# Genkernel without initrd

## hadoque

Hi

 I wan't to compile a kernel with all the stuff that's in the gentoo-kernel, but without using initrd to boot. I tried building a kernel with make all and the genkernel generated .config file, but when trying to start with no initrd i get VFS:cannot open root device ---. Where it's clear that the kernel wants a ramdisk to mount as root. I've disabled support for initrd in the kernel, and the grub-line is working fine wit other kernel-builds. 

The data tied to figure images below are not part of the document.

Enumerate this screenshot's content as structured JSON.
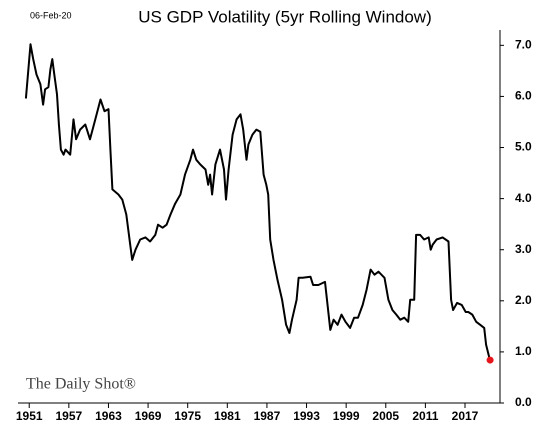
{
  "chart_data": {
    "type": "line",
    "title": "US GDP Volatility (5yr Rolling Window)",
    "date_label": "06-Feb-20",
    "watermark": "The Daily Shot®",
    "x": [
      1950.5,
      1951.2,
      1951.6,
      1952.1,
      1952.7,
      1953.1,
      1953.4,
      1953.9,
      1954.2,
      1954.5,
      1954.8,
      1955.2,
      1955.5,
      1955.8,
      1956.2,
      1956.5,
      1957.2,
      1957.7,
      1958.1,
      1958.7,
      1959.5,
      1960.2,
      1961.0,
      1961.8,
      1962.4,
      1963.0,
      1963.3,
      1963.6,
      1964.5,
      1965.1,
      1965.7,
      1966.3,
      1966.6,
      1967.1,
      1967.8,
      1968.6,
      1969.3,
      1970.1,
      1970.5,
      1971.2,
      1971.8,
      1972.4,
      1973.1,
      1973.9,
      1974.6,
      1975.4,
      1975.8,
      1976.3,
      1976.9,
      1977.7,
      1978.1,
      1978.4,
      1978.7,
      1979.2,
      1979.9,
      1980.5,
      1980.8,
      1981.2,
      1981.8,
      1982.4,
      1983.0,
      1983.4,
      1983.9,
      1984.2,
      1984.8,
      1985.4,
      1986.0,
      1986.5,
      1986.9,
      1987.2,
      1987.5,
      1988.0,
      1988.6,
      1989.3,
      1989.9,
      1990.4,
      1990.8,
      1991.5,
      1991.8,
      1992.4,
      1993.6,
      1994.0,
      1994.8,
      1995.8,
      1996.6,
      1997.1,
      1997.7,
      1998.3,
      1998.9,
      1999.6,
      2000.2,
      2000.8,
      2001.5,
      2002.1,
      2002.7,
      2003.3,
      2003.9,
      2004.8,
      2005.4,
      2006.0,
      2006.6,
      2007.2,
      2007.8,
      2008.4,
      2008.7,
      2009.3,
      2009.6,
      2010.2,
      2010.8,
      2011.5,
      2011.8,
      2012.1,
      2012.7,
      2013.6,
      2014.5,
      2014.9,
      2015.2,
      2015.8,
      2016.5,
      2017.1,
      2017.5,
      2018.1,
      2018.7,
      2019.3,
      2019.9,
      2020.2,
      2020.7,
      2020.8
    ],
    "values": [
      5.96,
      7.02,
      6.73,
      6.43,
      6.24,
      5.84,
      6.14,
      6.18,
      6.53,
      6.73,
      6.43,
      6.04,
      5.45,
      4.96,
      4.86,
      4.96,
      4.86,
      5.55,
      5.16,
      5.35,
      5.45,
      5.16,
      5.55,
      5.94,
      5.71,
      5.75,
      4.96,
      4.18,
      4.08,
      3.98,
      3.69,
      3.1,
      2.8,
      3.0,
      3.2,
      3.24,
      3.16,
      3.29,
      3.49,
      3.43,
      3.49,
      3.69,
      3.9,
      4.08,
      4.47,
      4.76,
      4.96,
      4.76,
      4.67,
      4.57,
      4.27,
      4.47,
      4.08,
      4.67,
      4.96,
      4.57,
      3.98,
      4.57,
      5.25,
      5.55,
      5.65,
      5.35,
      4.76,
      5.06,
      5.25,
      5.35,
      5.31,
      4.47,
      4.27,
      4.08,
      3.2,
      2.8,
      2.41,
      2.02,
      1.53,
      1.37,
      1.63,
      2.02,
      2.45,
      2.45,
      2.47,
      2.31,
      2.31,
      2.37,
      1.43,
      1.63,
      1.53,
      1.73,
      1.59,
      1.47,
      1.67,
      1.67,
      1.92,
      2.22,
      2.61,
      2.51,
      2.57,
      2.45,
      2.02,
      1.82,
      1.73,
      1.63,
      1.67,
      1.59,
      2.02,
      2.02,
      3.29,
      3.29,
      3.2,
      3.24,
      3.0,
      3.1,
      3.2,
      3.24,
      3.16,
      2.02,
      1.82,
      1.96,
      1.92,
      1.78,
      1.78,
      1.73,
      1.59,
      1.53,
      1.47,
      1.14,
      0.88,
      0.84
    ],
    "color": "#000000",
    "highlight_color": "#e8141c",
    "xlim": [
      1949.3,
      2022.3
    ],
    "xticks": [
      1951,
      1957,
      1963,
      1969,
      1975,
      1981,
      1987,
      1993,
      1999,
      2005,
      2011,
      2017
    ],
    "ylim": [
      0,
      7.3
    ],
    "yticks": [
      {
        "value": 0,
        "label": "0.0"
      },
      {
        "value": 1,
        "label": "1.0"
      },
      {
        "value": 2,
        "label": "2.0"
      },
      {
        "value": 3,
        "label": "3.0"
      },
      {
        "value": 4,
        "label": "4.0"
      },
      {
        "value": 5,
        "label": "5.0"
      },
      {
        "value": 6,
        "label": "6.0"
      },
      {
        "value": 7,
        "label": "7.0"
      }
    ]
  }
}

What else do i need to remove from the kernel to make it boot without initrd?

----------

## chainsawbike

did you change your grub.conf?

could you paste bin it?

also make sure your hdd drivers are compiled in

----------

## richard.scott

It sounds like you can't see your root FS due to not having the correct drivers included as static, not modules when you built your kernel.

This includes things like chipset drivers for motherboard, hard drive controllers, device-mapper, software raid, lvm etc etc.

----------

## hadoque

alright, I'll try identifying the drivers and compiling them into the kernel. Thanks

----------

## richard.scott

Just one question..... why the need to not use initrd??

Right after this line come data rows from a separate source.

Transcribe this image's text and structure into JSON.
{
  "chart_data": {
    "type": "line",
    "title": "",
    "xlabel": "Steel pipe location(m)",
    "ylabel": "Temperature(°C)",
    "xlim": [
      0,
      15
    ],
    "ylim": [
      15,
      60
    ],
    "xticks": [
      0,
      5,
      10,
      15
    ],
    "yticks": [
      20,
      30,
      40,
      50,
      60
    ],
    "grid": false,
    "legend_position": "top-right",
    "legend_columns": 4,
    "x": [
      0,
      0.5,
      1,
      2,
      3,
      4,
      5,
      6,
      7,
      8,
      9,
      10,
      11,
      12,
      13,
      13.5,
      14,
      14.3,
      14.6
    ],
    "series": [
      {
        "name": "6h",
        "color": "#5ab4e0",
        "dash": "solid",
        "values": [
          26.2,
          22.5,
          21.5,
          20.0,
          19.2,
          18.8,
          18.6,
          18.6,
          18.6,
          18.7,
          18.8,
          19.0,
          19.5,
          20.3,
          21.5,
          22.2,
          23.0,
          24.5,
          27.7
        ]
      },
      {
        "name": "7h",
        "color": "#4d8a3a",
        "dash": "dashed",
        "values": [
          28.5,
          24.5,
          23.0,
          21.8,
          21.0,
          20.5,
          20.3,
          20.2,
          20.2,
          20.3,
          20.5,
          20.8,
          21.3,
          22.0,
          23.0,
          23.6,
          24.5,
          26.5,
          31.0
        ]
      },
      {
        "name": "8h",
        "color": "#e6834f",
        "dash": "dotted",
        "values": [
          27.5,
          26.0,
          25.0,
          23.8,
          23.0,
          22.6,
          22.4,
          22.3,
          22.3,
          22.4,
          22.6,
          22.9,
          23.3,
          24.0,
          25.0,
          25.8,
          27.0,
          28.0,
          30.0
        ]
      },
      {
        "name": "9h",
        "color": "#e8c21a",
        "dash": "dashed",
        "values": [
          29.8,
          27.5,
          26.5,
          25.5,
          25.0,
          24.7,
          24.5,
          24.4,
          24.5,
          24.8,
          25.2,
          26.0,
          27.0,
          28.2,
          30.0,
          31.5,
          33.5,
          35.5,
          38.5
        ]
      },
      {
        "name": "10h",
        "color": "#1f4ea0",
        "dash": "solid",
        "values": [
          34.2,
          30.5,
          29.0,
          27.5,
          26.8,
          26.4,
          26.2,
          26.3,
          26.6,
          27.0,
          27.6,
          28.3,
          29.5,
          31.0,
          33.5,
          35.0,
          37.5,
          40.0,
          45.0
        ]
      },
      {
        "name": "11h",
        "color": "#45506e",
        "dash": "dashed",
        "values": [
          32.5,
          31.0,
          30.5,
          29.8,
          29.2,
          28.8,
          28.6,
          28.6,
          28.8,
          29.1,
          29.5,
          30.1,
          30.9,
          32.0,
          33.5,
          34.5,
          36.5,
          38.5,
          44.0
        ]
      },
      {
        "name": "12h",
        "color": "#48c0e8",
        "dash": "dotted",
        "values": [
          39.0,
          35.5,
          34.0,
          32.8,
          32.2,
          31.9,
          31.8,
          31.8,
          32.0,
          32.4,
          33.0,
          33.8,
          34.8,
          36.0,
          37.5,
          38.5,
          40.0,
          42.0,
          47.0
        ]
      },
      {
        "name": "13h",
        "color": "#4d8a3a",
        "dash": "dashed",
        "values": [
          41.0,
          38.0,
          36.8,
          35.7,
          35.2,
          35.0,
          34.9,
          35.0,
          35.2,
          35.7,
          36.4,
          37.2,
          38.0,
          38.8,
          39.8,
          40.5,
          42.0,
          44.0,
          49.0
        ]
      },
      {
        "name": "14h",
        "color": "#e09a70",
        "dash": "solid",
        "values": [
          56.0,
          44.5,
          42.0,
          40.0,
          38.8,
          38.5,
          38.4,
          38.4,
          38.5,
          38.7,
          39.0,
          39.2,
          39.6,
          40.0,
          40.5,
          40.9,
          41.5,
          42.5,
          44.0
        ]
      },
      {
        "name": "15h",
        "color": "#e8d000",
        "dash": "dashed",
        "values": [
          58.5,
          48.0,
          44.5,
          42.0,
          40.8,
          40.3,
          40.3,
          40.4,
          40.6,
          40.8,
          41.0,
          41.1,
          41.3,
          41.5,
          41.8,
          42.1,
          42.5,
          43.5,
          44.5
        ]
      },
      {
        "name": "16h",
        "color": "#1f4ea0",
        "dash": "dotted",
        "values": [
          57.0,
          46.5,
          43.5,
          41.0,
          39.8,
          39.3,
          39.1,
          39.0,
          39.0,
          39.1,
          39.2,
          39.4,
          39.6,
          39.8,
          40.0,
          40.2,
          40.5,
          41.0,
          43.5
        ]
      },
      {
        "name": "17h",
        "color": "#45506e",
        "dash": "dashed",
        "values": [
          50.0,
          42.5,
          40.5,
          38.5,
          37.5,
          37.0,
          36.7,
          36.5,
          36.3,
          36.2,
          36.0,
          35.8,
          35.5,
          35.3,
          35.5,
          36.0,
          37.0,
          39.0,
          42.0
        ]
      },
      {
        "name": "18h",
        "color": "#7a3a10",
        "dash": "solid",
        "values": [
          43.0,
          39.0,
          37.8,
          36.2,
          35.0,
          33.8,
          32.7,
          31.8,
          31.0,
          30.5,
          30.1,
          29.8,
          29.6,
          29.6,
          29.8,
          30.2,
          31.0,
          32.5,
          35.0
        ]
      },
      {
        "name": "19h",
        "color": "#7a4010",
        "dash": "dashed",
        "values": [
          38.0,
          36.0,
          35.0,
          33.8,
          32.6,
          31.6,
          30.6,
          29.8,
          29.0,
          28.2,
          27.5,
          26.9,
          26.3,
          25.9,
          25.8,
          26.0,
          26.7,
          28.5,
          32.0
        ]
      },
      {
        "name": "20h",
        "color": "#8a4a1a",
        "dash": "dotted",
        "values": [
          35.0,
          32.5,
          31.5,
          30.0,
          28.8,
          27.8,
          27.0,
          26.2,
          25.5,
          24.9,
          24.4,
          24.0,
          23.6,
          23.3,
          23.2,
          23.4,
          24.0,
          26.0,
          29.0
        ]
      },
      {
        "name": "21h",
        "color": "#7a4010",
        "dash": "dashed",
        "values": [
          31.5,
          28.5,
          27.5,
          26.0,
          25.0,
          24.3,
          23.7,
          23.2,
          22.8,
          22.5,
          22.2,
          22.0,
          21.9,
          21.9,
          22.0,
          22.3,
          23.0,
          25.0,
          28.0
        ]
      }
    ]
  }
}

IMHO it'll make your kernel bigger and use up more ram   :Shocked: 

----------

## hadoque

It's like this: I'm working on a new installation of gentoo on my amilo laptop. Most things are working now, but for some reason i can only get my synaptics pad to work properly when running the genkernel setup. I don't like genkernel, I wan't to compile my own lightweight kernel. So I'm hoping that the synaptics pad will work with the genkernel kernel but without initrd, because then i can start to strip down the genkernel kernel and see at what level the synaptics pad will fail.

 Long story short  :Wink: 

----------

## mv

 *richard.scott wrote:*   

> IMHO it'll make your kernel bigger and use up more ram

 

This is the first time that I have heard that to compile some module which you need anyway directly into the kernel would use more ram.

Or maybe I misunderstand you and you mean that with the ramdisk you can unload something which is only needed at boot time? What would this be (besides the ramdisk itself, of course)?

----------

## hadoque

no, sorry, i forgot to say. .The reason I don't want to use initrd is because i want to run tux on ice, and I've read that there are problems when using initrd. Also I don't feel like I'm in control when gentoo scans and autoloads stuff...

----------

## szczerb

Then just check what modules you use from the genkernel kernel and build them as static in your kernel. If you'll have them loaded all the time, why use modules at all?

----------

## hadoque

Now it starts up nicely. Thanks for the help.

----------